9. Get Facts on Flying Ants

A yellow meadow ant
Photo: Andrea Edwards / EyeEm / EyeEm / Getty Images

Flying ants have black, brown, or reddish bodies, are 7 to 12 mm long, and have one set of larger and smaller wings. They also have bent antennas and a thin waist, making it look segmented or pinched, and they eat nectar, other bugs, seeds, and garbage.

10. Understand Termite Swarmers

On first glance, you can easily mistake flying ants and termite swarmers because of their similar appearance.

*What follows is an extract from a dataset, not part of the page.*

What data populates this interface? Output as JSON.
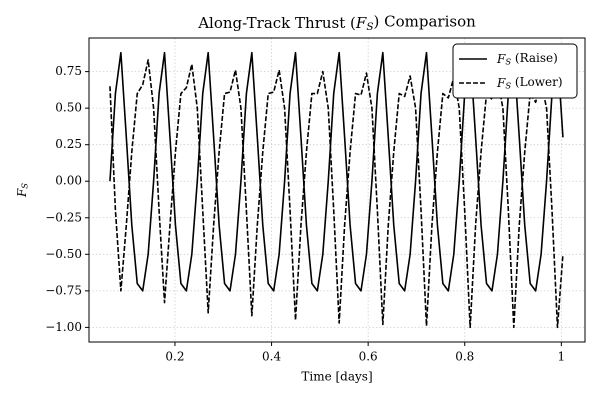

Termite swarmers are 3/8 inch long, with a black or brown body, straight antennas, two uniform-size sets of wings, and a thick waist. They also feast on wood and paper. If you identify a winged insect as a termite swarmer, contact your local pest control company to assess the situation for you.

11. Learn About Whiteflies

While their name gives the impression that they’re part of the fly family, these little buggers belong to the true bug or Hemiptera order. Whiteflies are known for their white appearance, are approximately 2 mm long, and feed on your plants. They also release honeydew onto your plants, which can cause them to start molding and lead to other insect problems, like an ant infestation.

12. Get Facts on Butterfly

While most homeowners wouldn't mind a colorful butterfly flying around, they're frequently confused with their cousin, the moth. There are multiple butterfly species, but their vibrant color is the easiest way to tell them apart. They also have smoother, leaner bodies compared to moths. And when butterflies land, they fold their wings back instead of letting them stay open.